Quick answer: “Set effect parameter” sets a value once — it doesn’t animate. Update it every tick toward a target, or drive it with a Tween. And confirm the effect itself is enabled.
A warp effect should ramp its distortion up over half a second. Calling “Set effect parameter” once just snaps to the value — there’s no animation.
It's a Set, Not a Tween
The action sets the parameter to whatever you pass, that instant. To animate, you have to change the value over time yourself.
Drive It Every Tick
Every tick:
Set warp_amount to lerp(warp_amount, target_warp, dt * 8)

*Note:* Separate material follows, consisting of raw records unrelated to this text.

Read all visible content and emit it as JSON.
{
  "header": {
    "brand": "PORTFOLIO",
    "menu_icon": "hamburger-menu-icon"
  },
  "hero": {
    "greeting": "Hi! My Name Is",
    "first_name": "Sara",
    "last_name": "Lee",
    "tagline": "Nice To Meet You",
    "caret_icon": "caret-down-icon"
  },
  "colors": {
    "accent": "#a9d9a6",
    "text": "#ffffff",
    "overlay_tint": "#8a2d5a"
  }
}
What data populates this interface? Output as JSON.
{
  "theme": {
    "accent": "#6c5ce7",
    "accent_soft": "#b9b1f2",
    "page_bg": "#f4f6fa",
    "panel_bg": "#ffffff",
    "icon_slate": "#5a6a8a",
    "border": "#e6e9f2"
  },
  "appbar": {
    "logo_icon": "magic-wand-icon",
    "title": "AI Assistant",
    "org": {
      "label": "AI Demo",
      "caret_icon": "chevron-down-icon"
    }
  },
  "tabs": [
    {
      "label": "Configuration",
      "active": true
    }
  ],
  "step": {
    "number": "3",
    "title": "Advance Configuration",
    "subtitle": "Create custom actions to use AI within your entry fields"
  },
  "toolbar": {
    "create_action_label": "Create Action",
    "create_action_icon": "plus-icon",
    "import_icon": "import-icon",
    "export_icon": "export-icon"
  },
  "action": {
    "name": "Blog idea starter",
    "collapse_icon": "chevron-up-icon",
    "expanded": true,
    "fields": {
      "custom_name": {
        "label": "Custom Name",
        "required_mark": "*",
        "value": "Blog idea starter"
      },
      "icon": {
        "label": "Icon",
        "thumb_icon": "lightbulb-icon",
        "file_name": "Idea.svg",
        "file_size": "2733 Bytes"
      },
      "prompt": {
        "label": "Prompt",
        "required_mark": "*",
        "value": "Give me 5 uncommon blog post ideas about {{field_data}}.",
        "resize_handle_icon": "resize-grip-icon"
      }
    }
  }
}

Sprite → Set effect "Warp" parameter 0 to warp_amount
Lerp a variable toward the target and push it into the effect each tick.
Or Use the Tween Behavior
Tween a regular instance variable, then in “On tween… / Every tick” copy that variable into the effect parameter. The Tween behavior can’t target effect parameters directly — you bridge through a variable.
Confirm the Effect Is On
If nothing changes at all (not even a snap), the effect may be disabled. Check the effect is added to the object/layer and its “Set effect enabled” state is true. A disabled effect ignores parameter sets.
WebGL Required
Effects need the WebGL renderer. On a fallback canvas-2D context (rare, old devices), effects are skipped entirely — test on a real target.
Verifying
The warp distortion ramps up smoothly over the intended duration and ramps back down. Setting it once still works for instant changes.
“Set effect parameter is a one-shot set. Animate by updating it every tick toward a target.”
Build a small ‘animate effect param’ function group you can reuse — lerp-to-target plus the set, parameterized by effect name.